The Association of Colleges has this morning published its proposed new senior staff pay code for colleges.

FE Week revealed last night that refreshed remuneration guidance was being developed as top level pay across the education sector continues to be heavily scrutinised.

A consultation for the new code, which encompasses “three core principles: fairness, independence and transparency”, has now been launched.

FE Week has pulled out the main proposals.

 

1. Seniors mustn’t get a pay rise unless all staff do

Tension within some colleges between lecturers and their bosses have intensified over recent years as leaders enjoy bumper wage increases while pay for lower-level staff has reportedly failed to keep up with inflation.

The AoC wants to put a stop to this.

“Senior post holder remuneration should be determined in the context of each college’s approach to rewarding all its staff, and in particular, consideration should be given annually to the rate of increase of the average remuneration of all other staff,” it recommends.

 

2. The top boss cannot be involved in deciding pay

No individual should be involved in determining their own remuneration, according to the AoC.

Principals are often members of their pay committees to act as an observer without voting rights.

But the association’s new code says the chief executive/principal must “not be a member of the remuneration committee” in any circumstance.

“Remuneration committees must be independent, competent and should not be chaired by the chair of the governing body,” it adds.

 

3. Colleges should publish principal salaries publicly and separately to all senior staff

Although the AoC says each college should provide justification for senior post holders remuneration to its governing body, it wants the remuneration of the chief executive/principal to be “separately justified, published and related to the remuneration of all staff within the organisation”.

Colleges should publish a “readily accessible annual statement, based on an annual report to its governing body” for senior pay.
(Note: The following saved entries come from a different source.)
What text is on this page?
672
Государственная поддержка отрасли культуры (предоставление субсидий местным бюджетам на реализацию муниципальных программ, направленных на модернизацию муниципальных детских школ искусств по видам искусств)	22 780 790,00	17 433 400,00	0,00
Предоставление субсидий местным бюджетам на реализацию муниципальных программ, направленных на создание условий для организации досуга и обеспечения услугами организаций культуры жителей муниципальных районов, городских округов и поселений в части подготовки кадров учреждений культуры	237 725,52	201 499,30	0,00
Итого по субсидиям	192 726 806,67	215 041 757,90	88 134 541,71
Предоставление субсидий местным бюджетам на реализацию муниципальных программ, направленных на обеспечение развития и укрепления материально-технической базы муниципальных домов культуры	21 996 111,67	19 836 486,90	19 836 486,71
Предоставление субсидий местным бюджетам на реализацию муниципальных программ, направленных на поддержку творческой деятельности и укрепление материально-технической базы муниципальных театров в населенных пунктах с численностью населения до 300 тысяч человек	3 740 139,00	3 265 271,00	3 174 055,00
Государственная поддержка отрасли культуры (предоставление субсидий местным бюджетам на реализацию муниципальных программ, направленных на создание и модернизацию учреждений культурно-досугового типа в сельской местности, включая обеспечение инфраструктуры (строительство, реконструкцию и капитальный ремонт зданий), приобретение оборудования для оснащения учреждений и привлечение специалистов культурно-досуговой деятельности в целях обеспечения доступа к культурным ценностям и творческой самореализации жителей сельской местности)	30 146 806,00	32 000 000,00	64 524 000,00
This should include: a list of senior post holders within the remit of remuneration committee; its policy on the remuneration for post holders within the remit of Remuneration Committee; its choice of comparator college(s)/organisation(s); its policy on income derived from external activities; the pay multiple of the principal and the median earnings of the institution’s whole workforce, illustrating how that multiple has changed over time and, if it is significantly above average, an explanation of why; and an explanation of any significant changes.

 

4. Keep bonus and severance payments ‘fair and reasonable’

“Awards made in respect of annual bonus arrangements linked to the achievement of specific annual objectives should not be consolidated,” the AoC recommends.

“Any severance payments must be reasonable and justifiable.”

 

5. Seniors must justify income they receive from outside organisations

The AoC recommends that there should be a “clear and justifiable rationale for the retention of any income generated by an individual from external bodies in a personal capacity”.

This would apply to any college seniors who are members of the Institute for Apprenticeships board, for example, who are paid £15,000 a year.